Since the huge crime drop that began in the 1990s, cities have become a more attractive place for young and high-income people to live. At the same time, the shift of the economy toward knowledge-based industries has made cities more important to the economy, since ideas and workers can easily move from company to company within industrial clusters. These factors, combined with steadily increasing U.S. population, have increased demand for urban real estate. But supply hasn’t kept up. Zoning laws and other restrictions make it hard for residential developers to build more densely in cities or the immediate suburbs.

When demand increases and supply doesn’t keep up, price tends to rise. Thus, it is no surprise that rent has been going up faster than the overall cost of living in the U.S. In cities such as San Francisco, where demand is especially high and development restrictions particularly severe, housing has eclipsed almost every other economic issue.

But the politics of housing is fraught. Easing development restrictions — the preferred solution of a growing number of thinkers calling themselves “market urbanists” — isn’t a straightforward populist position. Many of the homeowners who benefit from zoning restrictions are not rich but middle-class and upper-middle-class. Even after the housing price collapse of 2008, many still view owning a home as the essential path to prosperity — the classic American dream.

Development restrictions thus prop up the wealth of many middle- and upper-middle-class households. Steve Randy Waldman, who blogs at Interfluidity, explains that these restrictions themselves form a kind of wealth:

“The customary property rights surrounding homeownership … include much more than the use of a square of earth and whatever is built on it. Existing homeowners bought into particular neighborhoods in large part because of their ‘character,’ which includes nice-sounding things like walkability or ‘charm,’ as well as not-so-nice-sounding things like access to exclusionary education … ‘Zoning reform’ is an expropriation of those customary rights. It amounts to diminishing residents’ ability to preserve or control the evolution of their neighborhoods.”

Waldman is right about the economic facts. The value of my house depends not just on the house and the land but on who and how many people live nearby. If I’m upper-middle-class and a large apartment complex filled with working-class people goes up at the end of the street, my property value will go down. The neighborhood will be more crowded, the schools will have more working-class kids and crime may increase. Perceptions about the quality of life in my neighborhood will diminish, driving down the price of my house.

But when it comes to the ethics of the matter, I’m not sure Waldman has it right. The wealth homeowners derive from their quiet, low-density neighborhoods doesn’t just materialize out of thin air. In a way, that wealth is taken from those who are excluded from the neighborhood. Working-class Americans, shut out from neighborhoods by development restrictions, are forced to live in worse neighborhoods as a result — decreasing their own wealth. If expensive neighborhoods are also close to the city center, it means that poorer residents are forced to commute for longer times — a punishing penalty that costs money, stress and time.

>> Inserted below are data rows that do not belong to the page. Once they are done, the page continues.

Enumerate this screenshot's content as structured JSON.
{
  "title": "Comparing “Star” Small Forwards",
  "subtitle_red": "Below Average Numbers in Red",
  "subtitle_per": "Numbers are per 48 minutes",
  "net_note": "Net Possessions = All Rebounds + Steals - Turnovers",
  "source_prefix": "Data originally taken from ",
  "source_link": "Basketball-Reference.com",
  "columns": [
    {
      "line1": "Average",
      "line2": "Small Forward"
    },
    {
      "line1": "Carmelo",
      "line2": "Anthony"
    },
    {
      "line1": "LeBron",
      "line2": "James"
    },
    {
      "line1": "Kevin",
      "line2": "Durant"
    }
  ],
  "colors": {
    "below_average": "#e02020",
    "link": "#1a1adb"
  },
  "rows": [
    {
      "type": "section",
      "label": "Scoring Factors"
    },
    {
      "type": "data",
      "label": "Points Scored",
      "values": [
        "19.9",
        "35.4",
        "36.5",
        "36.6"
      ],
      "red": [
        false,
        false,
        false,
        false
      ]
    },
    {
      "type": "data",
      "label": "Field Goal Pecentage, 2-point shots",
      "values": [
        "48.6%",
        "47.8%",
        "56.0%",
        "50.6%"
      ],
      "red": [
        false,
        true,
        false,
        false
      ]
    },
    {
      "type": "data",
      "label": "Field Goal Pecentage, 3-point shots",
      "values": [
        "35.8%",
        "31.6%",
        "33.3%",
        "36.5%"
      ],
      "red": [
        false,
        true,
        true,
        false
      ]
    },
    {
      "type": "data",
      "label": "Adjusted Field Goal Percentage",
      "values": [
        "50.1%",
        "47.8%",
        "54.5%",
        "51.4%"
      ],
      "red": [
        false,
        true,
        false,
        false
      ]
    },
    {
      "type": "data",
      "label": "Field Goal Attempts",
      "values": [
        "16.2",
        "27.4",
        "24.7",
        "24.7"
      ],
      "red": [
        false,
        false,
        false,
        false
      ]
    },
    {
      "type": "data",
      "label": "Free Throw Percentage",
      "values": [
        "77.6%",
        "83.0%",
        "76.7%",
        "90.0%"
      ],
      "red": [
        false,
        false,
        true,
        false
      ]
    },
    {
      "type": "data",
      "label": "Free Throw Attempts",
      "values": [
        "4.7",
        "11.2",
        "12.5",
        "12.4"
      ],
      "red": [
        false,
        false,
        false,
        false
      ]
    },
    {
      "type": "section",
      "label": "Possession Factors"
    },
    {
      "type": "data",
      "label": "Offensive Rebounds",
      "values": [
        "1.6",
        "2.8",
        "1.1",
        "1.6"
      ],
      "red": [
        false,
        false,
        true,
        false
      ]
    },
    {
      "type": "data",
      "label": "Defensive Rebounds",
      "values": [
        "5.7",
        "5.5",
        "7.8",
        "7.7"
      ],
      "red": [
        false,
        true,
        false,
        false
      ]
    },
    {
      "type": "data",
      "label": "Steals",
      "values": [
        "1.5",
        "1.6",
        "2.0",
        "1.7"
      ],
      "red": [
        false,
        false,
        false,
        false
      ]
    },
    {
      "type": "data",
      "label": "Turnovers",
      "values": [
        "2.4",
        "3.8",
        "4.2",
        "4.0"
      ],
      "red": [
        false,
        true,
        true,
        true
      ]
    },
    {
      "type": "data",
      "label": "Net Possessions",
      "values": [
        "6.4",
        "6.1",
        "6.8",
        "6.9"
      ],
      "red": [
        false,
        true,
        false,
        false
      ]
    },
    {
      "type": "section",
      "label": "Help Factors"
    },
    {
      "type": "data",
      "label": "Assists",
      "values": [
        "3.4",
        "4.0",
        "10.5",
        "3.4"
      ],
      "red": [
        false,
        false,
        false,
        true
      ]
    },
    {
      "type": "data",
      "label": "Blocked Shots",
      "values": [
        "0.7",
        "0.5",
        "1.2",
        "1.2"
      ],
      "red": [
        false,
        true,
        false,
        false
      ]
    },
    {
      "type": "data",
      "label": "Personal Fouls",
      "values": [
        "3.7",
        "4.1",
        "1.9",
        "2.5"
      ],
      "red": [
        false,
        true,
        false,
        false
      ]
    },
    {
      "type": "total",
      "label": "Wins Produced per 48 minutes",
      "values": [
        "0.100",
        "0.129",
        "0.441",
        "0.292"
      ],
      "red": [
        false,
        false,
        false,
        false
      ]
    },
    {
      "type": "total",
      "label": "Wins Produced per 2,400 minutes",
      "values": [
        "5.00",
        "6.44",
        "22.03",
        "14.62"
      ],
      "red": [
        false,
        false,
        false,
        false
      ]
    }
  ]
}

A new study from Michael Lens and Paavo Monkkonen of the University of California, Los Angeles, provides confirmation. They find that government restrictions are causing income segregation in U.S. cities. In particular, the wealthy are being separated from the upper-middle class, who in turn are being isolated from the working class. The more zoning a city has, the more segregated it is.

The study also sheds light on which kinds of government policies are the most pernicious. Somewhat surprisingly, “open space” restrictions, which set aside land that can’t be built on, turn out not to be that important. Instead, the most effective way of restricting housing supply is to simply require more levels of approval for new development. The authors generally conclude that local governments are of critical importance in determining housing segregation: When governments try to restrict overall population, it’s the working class and poor who get pushed out, but when they work to increase housing supply and boost growth, income segregation is lower.

Our obligation to provide economic opportunity for our nation’s working class outweighs the implicit promise that those in our upper middle class thought they were getting when they bought houses in quiet, low-density neighborhoods. Yes, it will reduce existing home values somewhat if city governments encourage more intensive land use and denser development. But the benefit to the rest of the nation, especially to the economically vulnerable, will be worth it.


Noah Smith is an assistant professor of finance at Stony Brook University.